Все — предлог для витка развития отношений с Ахматовой: Здесь можно усмотреть психологическую основу для любопытного (у Быкова — «глухого» — как сказано! — ранящего сердце, сдавленного, покрытого мраком) свидетельства Анны Ахматовой, зафиксированного в записи Л. K. Чуковской от 8 октября 1960 г. (через четыре месяца после смерти Пастернака): «Мне он делал предложение трижды, — спокойно и неожиданно продолжала Анна Андреевна. — Но мне-то он нисколько не был нужен. Нет, не здесь, а в Ленинграде; с особой настойчивостью, когда вернулся из-за границы после антифашистского съезда. Я тогда была замужем за Пуниным, но это Бориса нисколько не смущало (как не смущало — и ее и его — то, что он сходил с ума от любви к жене). А с Мариной у него был роман за границей». Сказала про себя, сказала и про МАРИНУ. От слов Ахматовой отмахиваться не положено, надо очень серьезно комментировать. Трудно судить о том, насколько «матримониальная» сторона в данном случае соответствует действительности и не была ли она несколько преувеличена Ахматовой, точно так же, как явно преувеличенной (просто ОПОШЛЕННОЙ под свои — назовем более корректно — обывательские вкусы) выглядит оценка пастернаковских отношений с Цветаевой <…> но в высшей степени знаменательным представляется обращение к «внутренней эмигрантке» Ахматовой под воздействием потрясения от «невстречи» с находившейся в парижской эмиграции Цветаевой. (Л. Флейшман. Борис Пастернак и литературное движение 1930-х годов. Стр. 355.)У него, может, и был мотив «всемирной бездомности» (в этом достоверно неустановленном случае), а у Анны Андреевны — вполне бытовой, буржуазный, насмешливо-отрезвляющий мотив — вот с какими курьезами приходится иметь дело. Мне-то он нисколько не был нужен… Я тогда была замужем за Пуниным. Муж
Пунин в эти послесъездовские антифашистские дни был на курорте: в Сочи, со своей настоящей женой Анной Евгеньевной и своей дочерью Ирой.* * *
Удивительно — что она лжет, знают все. Каждый, кто это читает — понимает, что это — неправда. Заявление тем не менее ошеломительное. Одного выставляющее идиотом, другую — тут определений на маленькую дамскую повесть с роскошной героиней. Остается следующий шаг — как-то комментировать многоуважаемую мемуаристку. Про Ахматову ведь не скажешь вслух, что лжет?

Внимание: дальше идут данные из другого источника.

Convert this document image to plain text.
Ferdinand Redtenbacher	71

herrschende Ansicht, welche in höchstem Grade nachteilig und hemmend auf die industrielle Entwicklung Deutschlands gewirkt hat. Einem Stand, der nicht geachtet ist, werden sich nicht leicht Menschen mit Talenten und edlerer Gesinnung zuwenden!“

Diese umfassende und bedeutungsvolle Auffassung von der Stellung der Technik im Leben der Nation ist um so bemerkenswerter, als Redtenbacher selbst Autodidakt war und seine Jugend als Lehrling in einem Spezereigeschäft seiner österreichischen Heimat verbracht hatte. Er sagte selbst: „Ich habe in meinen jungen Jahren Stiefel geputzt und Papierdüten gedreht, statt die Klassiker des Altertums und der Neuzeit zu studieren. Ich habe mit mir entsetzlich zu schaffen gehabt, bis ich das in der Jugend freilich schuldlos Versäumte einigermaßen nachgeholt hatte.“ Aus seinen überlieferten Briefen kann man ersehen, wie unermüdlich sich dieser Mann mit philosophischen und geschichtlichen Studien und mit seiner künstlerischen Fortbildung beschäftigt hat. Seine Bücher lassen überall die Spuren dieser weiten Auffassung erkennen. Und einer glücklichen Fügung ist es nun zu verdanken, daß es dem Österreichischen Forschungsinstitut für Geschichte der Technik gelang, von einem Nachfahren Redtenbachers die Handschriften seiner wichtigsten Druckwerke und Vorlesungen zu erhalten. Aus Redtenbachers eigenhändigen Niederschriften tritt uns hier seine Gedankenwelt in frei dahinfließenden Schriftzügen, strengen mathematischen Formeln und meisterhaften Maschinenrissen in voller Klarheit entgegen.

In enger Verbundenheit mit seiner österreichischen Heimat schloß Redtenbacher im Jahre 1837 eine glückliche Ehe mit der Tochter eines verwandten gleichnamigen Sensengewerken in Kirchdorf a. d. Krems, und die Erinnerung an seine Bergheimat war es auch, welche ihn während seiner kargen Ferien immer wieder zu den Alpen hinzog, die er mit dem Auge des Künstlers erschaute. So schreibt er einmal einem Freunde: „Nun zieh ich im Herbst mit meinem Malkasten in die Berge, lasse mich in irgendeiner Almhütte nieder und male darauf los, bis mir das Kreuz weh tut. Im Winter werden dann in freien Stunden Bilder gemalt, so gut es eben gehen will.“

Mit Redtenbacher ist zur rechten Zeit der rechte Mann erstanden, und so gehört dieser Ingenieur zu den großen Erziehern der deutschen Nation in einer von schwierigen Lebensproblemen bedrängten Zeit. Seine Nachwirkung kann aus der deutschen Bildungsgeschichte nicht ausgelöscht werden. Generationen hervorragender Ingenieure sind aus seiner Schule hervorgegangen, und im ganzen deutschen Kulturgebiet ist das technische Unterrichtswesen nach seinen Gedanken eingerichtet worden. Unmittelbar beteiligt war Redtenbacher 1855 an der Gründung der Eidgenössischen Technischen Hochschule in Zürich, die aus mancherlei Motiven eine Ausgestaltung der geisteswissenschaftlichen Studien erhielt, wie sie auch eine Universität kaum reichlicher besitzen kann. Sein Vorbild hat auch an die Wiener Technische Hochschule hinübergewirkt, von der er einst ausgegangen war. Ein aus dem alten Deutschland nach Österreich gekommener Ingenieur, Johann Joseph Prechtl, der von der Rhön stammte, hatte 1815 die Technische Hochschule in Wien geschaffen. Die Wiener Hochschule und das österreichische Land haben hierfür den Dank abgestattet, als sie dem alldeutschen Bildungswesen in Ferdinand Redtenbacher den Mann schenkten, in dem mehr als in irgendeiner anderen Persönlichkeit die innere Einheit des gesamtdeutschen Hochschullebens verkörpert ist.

Вот и придумывают определения к ахматовской сенсации. Глухое свидетельство, любопытное…
Кто жеманней скажет.
В том же 1931, когда был написано «Я пью за военные астры», недавно очень идиотически интерпретированное я забыл кем…» Из зала: «Жолковским!» — «Я не хотел никого обидеть».
М. Гаспаров. Записи и выписки. Стр. 380Гаспаров, видимо, очень уважал Жолковского и был уверен, что тот тоже в этом не сомневается, — поэтому все смеются и знают, что никто никого действительно не хотел обидеть. У поклонников Анны Ахматовой с чувством юмора все не так просто, да и слово нужно бы употребить не в сердцах и не для смеха.